Wearable computing is fascinating, both for the many practical challenges designers must solve before a device is functional and convenient and for the wonderful possibilities of it all. Google Glass
is definitely currently one of the more high-profile endeavors in that regard, but Microsoft is at it, too.
Research has been developing Digits, a wrist-mounted device that lets users control devices such as smartphones, tablets, radios, and video game systems using gestures in the air. In addition to creating a 3D representation of a user’s hand on a screen, Digits can control devices when users simulate certain gestures, such as turning a knob to crank volume up or down.
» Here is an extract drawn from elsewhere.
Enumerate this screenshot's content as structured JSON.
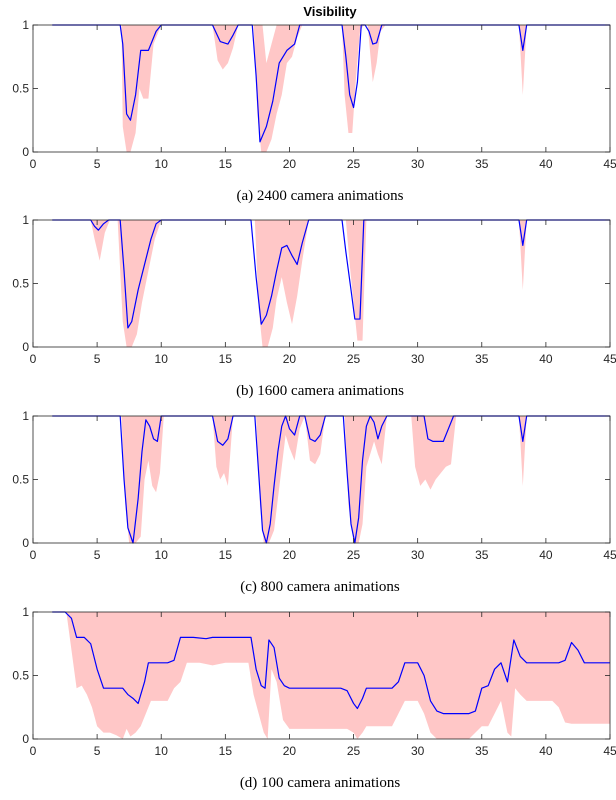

The prototype still looks very much like a prototype, but amazingly it’s built from off-the-shelf parts, including an IR camera, IR laser line generator, IR diffuse illumination, and an inertial measurement unit, and and it’s worth noting that wearers don’t need any kind of data glove. A bare hand works perfectly.
The uses for such a device are numerous and limited mostly by one’s imagination, but Microsoft offers up a few purposes in the below video. Using discrete or continuous movements, you can see that a user can use his fingers to shoot a virtual gun or engage in hand-to-hand combat in a video game; pinching, zooming, and manipulating objects on a tablet; and answering a call on a smartphone.
There could be especially power applications for those with physical limitations of various kinds, as Digits is designed to work as an input device while the arm and wrist are relaxed. Further, note right at the end of the video that Digits is used to perform sign language, so the device could be something the hearing impaired could find useful.